Patch sat down recently for a chat with Lebedinski at her office.
Patch: What's the most difficult part of being Wolfie's agent?
Andrea Lebedinski: Making sure everything stays organized and staffed. When I first started I had to reach out to local events and fairs and say 'Hey, we'd love to come and bring Wolfie to appear.' Now that he's so popular we're inundated with requests all the time. We can have up to five events in one day. So staffing is the biggest.
Patch: What was your reaction when you found out that Wolfie would be on ESPN Gameday with all the big Division I schools?
AL: I couldn't ask for a better opportunity to publicize. This is what you work for, this is why we go to every parade and try to get him out there as much as possible. Then when things like this come it's only natural to think that 'we've arrived' to some degree.
Patch: What was the response in the office when you told them that you'd be representing Stony Brook at the pageant?
AL: They were excited for me. They joke in a loving way. They kind of expect it of me because I like to be doing things that for me is an opportunity to help get Stony Brook out there and let them know about all the wonderful things we have going on here. They were happy.
Patch: Was there any animosity among the girls hearing that you just heard about it on TV one day and applied, whereas they may have been doing it for years?
AL: No, not at all. When I met the girls at the training session I was pleased to meet such kind girls who were willing to help. It's about encouragement. These girls are all similar in a sense that they're looking for personal or professional growth. Things like this are in support of one another and in encouragement of one another for female empowerment if you will.
Patch: What aspect of the pageant do you think will be the most difficult?
AL: Walking in my shoes. I wear heels everyday, but those heels will be a little bit higher. I'm probably one of the shorter girls so it'll be a little difficult.
Patch: What message do you hope to deliver to the people in terms of the pageant?
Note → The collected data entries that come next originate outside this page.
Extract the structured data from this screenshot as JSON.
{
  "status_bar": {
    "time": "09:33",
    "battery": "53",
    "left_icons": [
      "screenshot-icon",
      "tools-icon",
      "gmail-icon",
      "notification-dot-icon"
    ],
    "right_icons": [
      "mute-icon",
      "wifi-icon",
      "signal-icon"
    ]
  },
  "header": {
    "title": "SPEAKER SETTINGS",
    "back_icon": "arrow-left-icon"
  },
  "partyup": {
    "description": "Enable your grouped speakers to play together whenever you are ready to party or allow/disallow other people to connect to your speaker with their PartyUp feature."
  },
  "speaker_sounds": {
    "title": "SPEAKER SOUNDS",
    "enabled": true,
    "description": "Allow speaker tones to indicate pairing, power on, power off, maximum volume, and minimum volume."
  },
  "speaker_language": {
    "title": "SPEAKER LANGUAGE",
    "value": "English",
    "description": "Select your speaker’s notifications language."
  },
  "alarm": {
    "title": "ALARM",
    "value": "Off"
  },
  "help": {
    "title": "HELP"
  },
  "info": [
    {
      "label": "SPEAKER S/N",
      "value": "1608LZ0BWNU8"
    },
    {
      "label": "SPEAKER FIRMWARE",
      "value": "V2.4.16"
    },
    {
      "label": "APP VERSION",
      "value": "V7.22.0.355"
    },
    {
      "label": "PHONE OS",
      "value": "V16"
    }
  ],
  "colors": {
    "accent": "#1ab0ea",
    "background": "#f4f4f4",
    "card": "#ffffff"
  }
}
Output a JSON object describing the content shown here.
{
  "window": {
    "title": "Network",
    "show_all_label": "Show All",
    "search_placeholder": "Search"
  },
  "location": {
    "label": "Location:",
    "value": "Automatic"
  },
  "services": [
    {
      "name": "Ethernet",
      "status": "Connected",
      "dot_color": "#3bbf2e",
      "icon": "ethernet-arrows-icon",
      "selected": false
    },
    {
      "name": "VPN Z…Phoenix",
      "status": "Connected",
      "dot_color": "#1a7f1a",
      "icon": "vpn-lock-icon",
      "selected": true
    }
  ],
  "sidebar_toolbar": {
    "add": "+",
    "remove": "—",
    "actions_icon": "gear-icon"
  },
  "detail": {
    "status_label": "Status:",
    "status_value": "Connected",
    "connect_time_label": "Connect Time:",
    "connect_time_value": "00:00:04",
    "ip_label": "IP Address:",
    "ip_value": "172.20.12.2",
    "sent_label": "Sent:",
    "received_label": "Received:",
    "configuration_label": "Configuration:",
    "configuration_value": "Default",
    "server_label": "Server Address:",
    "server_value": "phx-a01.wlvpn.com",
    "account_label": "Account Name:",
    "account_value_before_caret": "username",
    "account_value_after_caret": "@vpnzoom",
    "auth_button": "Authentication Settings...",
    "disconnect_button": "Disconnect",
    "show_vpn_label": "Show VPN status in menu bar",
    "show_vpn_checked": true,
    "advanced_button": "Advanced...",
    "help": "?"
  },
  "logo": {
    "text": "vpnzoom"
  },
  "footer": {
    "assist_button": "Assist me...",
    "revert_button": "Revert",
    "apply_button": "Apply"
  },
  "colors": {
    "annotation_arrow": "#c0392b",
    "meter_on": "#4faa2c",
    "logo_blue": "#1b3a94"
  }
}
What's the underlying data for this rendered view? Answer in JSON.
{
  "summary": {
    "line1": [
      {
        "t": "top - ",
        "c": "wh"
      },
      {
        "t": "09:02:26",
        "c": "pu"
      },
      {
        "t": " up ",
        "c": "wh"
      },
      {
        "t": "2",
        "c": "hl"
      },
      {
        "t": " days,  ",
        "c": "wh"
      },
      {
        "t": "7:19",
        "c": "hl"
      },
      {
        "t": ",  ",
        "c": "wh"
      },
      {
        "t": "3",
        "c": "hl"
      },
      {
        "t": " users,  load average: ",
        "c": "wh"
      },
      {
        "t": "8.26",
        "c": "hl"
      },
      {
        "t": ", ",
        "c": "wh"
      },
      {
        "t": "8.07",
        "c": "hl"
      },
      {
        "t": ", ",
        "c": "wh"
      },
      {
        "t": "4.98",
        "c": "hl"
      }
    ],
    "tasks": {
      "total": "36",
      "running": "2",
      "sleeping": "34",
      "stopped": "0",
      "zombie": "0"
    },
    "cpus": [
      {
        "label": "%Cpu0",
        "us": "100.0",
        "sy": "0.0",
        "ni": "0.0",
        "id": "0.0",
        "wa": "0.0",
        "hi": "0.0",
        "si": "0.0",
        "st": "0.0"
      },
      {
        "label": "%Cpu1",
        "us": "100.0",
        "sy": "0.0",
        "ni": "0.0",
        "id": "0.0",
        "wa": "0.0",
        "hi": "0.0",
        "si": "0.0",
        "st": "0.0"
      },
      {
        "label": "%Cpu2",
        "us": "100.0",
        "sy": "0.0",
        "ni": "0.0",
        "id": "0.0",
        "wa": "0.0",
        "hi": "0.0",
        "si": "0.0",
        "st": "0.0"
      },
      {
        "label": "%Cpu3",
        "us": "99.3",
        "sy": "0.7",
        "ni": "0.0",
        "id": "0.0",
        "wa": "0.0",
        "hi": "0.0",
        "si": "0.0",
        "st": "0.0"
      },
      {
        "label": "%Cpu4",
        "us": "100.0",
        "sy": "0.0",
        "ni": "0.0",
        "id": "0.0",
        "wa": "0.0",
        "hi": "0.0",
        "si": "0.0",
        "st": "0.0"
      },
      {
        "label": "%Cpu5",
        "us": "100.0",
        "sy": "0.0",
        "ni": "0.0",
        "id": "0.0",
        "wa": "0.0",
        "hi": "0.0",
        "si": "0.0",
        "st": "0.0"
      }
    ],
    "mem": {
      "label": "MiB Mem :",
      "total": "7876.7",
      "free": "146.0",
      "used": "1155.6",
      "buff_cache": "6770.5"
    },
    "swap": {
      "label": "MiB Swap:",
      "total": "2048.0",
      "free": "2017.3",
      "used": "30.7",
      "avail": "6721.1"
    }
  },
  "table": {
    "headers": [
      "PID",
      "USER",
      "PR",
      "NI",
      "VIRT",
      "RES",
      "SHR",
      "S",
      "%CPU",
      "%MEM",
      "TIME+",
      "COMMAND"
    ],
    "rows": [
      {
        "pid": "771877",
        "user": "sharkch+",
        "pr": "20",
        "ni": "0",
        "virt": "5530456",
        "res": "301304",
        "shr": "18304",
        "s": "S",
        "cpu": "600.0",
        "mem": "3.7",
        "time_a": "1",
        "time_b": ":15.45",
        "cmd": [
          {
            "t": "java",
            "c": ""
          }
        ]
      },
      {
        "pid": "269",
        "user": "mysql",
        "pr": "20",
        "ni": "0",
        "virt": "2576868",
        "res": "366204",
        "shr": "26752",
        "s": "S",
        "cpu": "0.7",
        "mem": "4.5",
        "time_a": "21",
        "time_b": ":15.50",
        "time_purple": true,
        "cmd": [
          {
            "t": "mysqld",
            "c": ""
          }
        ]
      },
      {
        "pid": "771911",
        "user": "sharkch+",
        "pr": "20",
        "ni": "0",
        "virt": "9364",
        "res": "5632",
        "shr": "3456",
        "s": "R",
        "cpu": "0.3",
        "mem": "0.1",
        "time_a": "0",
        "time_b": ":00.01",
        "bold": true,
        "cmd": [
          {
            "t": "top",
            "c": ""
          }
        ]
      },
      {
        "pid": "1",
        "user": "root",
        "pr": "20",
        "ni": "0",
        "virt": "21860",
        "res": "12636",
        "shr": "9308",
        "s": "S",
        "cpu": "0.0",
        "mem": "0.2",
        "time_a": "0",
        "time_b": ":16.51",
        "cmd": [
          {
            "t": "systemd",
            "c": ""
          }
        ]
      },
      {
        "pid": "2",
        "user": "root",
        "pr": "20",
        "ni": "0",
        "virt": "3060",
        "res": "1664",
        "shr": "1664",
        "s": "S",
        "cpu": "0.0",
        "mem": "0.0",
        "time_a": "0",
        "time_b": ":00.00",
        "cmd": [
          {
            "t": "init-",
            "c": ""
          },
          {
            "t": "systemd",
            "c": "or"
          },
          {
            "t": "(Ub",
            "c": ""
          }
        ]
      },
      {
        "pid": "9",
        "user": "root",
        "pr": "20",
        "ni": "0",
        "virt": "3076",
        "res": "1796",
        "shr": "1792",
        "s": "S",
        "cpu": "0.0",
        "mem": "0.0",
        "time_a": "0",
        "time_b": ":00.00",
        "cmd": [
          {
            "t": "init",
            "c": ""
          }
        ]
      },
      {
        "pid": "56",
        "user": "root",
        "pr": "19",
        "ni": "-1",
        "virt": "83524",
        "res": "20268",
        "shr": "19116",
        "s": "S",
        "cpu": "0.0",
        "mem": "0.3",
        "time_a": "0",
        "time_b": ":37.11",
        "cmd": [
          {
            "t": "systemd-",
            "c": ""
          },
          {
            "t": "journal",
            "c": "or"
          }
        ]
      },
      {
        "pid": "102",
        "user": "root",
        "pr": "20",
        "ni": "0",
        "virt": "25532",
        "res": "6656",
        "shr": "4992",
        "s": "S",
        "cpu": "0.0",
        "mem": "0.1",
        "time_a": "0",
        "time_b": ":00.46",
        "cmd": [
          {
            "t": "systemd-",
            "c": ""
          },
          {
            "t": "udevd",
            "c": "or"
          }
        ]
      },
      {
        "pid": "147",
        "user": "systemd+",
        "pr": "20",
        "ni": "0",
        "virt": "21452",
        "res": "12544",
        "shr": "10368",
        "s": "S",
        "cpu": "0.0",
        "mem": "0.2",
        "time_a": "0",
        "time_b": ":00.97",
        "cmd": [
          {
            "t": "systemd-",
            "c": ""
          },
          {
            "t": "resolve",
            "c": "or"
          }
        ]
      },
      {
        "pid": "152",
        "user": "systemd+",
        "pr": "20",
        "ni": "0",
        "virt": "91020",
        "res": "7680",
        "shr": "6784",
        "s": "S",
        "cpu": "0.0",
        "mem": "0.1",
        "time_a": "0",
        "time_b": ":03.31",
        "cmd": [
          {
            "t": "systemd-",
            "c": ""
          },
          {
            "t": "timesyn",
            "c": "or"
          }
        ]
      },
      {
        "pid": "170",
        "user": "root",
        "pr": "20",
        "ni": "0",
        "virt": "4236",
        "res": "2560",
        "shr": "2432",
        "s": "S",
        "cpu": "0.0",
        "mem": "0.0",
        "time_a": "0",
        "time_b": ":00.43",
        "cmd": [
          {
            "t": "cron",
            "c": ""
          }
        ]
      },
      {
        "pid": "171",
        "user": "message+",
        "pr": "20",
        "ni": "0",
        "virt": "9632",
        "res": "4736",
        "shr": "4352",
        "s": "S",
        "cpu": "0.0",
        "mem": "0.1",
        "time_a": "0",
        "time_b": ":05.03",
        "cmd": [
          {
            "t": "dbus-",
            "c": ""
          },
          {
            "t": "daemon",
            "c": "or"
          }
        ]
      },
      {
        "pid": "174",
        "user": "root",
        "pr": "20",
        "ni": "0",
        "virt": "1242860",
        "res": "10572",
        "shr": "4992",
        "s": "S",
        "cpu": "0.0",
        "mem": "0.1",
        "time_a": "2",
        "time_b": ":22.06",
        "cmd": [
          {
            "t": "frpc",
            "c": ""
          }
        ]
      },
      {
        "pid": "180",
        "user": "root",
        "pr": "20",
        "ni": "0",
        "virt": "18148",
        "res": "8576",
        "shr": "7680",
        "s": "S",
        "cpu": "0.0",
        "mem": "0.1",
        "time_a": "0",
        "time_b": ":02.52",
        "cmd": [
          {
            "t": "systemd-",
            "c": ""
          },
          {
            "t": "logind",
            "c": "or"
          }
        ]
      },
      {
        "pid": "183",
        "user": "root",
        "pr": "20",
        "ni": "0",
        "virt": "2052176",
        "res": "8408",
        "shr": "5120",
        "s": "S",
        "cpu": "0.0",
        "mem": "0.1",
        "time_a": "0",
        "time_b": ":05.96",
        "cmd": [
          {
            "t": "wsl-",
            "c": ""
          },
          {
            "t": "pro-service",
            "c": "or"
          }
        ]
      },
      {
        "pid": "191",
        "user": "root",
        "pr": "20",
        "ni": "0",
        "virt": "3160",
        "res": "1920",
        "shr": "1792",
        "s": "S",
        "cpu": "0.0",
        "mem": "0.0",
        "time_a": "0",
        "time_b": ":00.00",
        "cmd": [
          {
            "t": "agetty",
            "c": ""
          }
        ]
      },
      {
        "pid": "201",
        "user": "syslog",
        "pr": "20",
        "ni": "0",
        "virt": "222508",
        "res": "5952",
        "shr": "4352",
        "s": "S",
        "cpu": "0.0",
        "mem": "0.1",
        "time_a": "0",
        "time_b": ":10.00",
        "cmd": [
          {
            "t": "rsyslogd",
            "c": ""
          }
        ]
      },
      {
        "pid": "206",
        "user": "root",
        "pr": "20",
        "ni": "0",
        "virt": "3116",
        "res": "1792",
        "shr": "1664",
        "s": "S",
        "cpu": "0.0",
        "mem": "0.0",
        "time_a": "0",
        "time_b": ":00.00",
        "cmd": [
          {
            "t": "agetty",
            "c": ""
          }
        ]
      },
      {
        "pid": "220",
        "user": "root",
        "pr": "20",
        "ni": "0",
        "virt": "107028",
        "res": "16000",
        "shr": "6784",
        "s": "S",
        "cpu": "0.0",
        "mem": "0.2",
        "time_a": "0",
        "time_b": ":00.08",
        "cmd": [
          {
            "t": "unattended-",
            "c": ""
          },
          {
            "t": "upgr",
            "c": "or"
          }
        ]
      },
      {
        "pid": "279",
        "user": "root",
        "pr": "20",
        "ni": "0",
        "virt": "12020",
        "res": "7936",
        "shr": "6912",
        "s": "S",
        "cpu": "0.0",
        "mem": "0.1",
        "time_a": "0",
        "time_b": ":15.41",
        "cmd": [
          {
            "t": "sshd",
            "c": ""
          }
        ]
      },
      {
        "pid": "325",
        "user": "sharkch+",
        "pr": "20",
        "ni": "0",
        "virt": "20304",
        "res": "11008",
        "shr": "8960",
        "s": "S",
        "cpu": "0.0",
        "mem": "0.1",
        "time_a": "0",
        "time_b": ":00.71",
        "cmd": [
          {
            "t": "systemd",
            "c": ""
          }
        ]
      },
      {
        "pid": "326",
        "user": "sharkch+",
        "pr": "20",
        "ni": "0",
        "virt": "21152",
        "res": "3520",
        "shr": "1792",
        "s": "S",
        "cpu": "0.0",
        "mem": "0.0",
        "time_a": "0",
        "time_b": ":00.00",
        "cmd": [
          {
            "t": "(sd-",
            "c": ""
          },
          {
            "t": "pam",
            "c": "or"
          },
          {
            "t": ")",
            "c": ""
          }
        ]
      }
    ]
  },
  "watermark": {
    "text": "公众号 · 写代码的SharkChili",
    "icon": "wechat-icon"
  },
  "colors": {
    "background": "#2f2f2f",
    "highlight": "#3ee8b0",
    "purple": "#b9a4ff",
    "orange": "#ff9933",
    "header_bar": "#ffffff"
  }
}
AL: That if you put your mind to something that you can accomplish it. I never thought that I'd be in a pageant. For me it's to show that you can have it all, that you can be successful in your career and in your personal life. Life's too short to blend in, you have to stand out. For me the biggest thing is to represent a place that I love, that is Stony Brook. I'm an alum, I'm a staff member, I've lived here all my life. To represent Long Island it would be an honor.